Scheduling with Hermes
Hermes can schedule Aegis validations on a recurring cadence:
Run the fraud-aml pipeline every morning at 8am and alert me in Slack
if anything is CRITICAL severity.
Hermes owns the schedule and alerting. Aegis owns the validation and diagnosis. Every run is logged to the audit trail automatically.
Troubleshooting
Hermes can't find the aegis command
Ensure aegis-dq is installed in the same Python environment Hermes uses. Run which aegis to confirm, then set the full path in command: if needed.
Could not resolve authentication method
The ANTHROPIC_API_KEY (or equivalent) is not set. Add it to ~/.hermes/.env or the env: block in your Hermes MCP server config.

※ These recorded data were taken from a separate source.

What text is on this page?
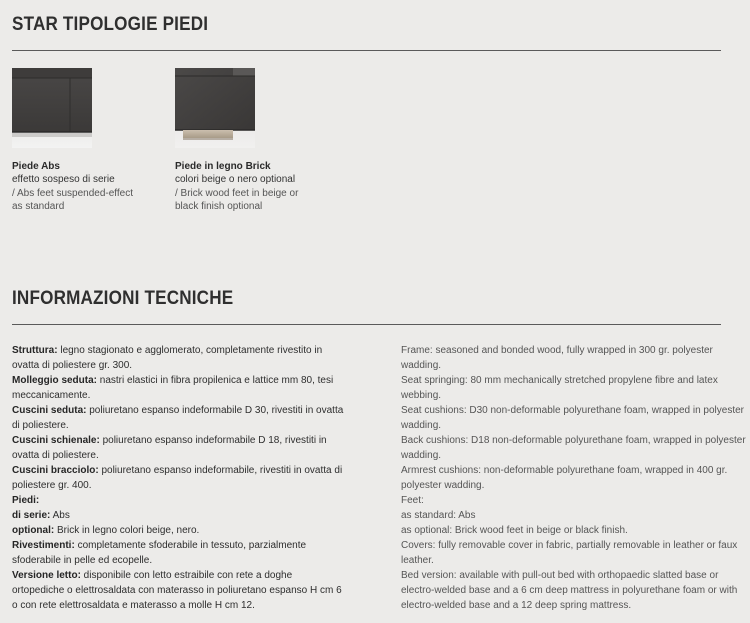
STAR TIPOLOGIE PIEDI
Piede Abs
effetto sospeso di serie
/ Abs feet suspended-effect
as standard
Piede in legno Brick
colori beige o nero optional
/ Brick wood feet in beige or
black finish optional
INFORMAZIONI TECNICHE
Struttura: legno stagionato e agglomerato, completamente rivestito in
ovatta di poliestere gr. 300.
Molleggio seduta: nastri elastici in fibra propilenica e lattice mm 80, tesi
meccanicamente.
Cuscini seduta: poliuretano espanso indeformabile D 30, rivestiti in ovatta
di poliestere.
Cuscini schienale: poliuretano espanso indeformabile D 18, rivestiti in
ovatta di poliestere.
Cuscini bracciolo: poliuretano espanso indeformabile, rivestiti in ovatta di
poliestere gr. 400.
Piedi:
di serie: Abs
optional: Brick in legno colori beige, nero.
Rivestimenti: completamente sfoderabile in tessuto, parzialmente
sfoderabile in pelle ed ecopelle.
Versione letto: disponibile con letto estraibile con rete a doghe
ortopediche o elettrosaldata con materasso in poliuretano espanso H cm 6
o con rete elettrosaldata e materasso a molle H cm 12.
Frame: seasoned and bonded wood, fully wrapped in 300 gr. polyester
wadding.
Seat springing: 80 mm mechanically stretched propylene fibre and latex
webbing.
Seat cushions: D30 non-deformable polyurethane foam, wrapped in polyester
wadding.
Back cushions: D18 non-deformable polyurethane foam, wrapped in polyester
wadding.
Armrest cushions: non-deformable polyurethane foam, wrapped in 400 gr.
polyester wadding.
Feet:
as standard: Abs
as optional: Brick wood feet in beige or black finish.
Covers: fully removable cover in fabric, partially removable in leather or faux
leather.
Bed version: available with pull-out bed with orthopaedic slatted base or
electro-welded base and a 6 cm deep mattress in polyurethane foam or with
electro-welded base and a 12 deep spring mattress.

Missing required connection params
The warehouse env vars are not set in your Hermes mcp_servers.aegis.env block. Check the warehouse setup tab in the Setup section.
LLM diagnosis is slow or expensive
Switch to claude-haiku-4-5-20251001 in your Hermes config — 10× cheaper than Sonnet with comparable quality for DQ diagnosis tasks.
Generated rules have SQL syntax errors
The most common issue is date functions. DuckDB uses date_diff('day', start, end) not DATEDIFF(day, ...). Test individual queries directly against DuckDB before running the full pipeline.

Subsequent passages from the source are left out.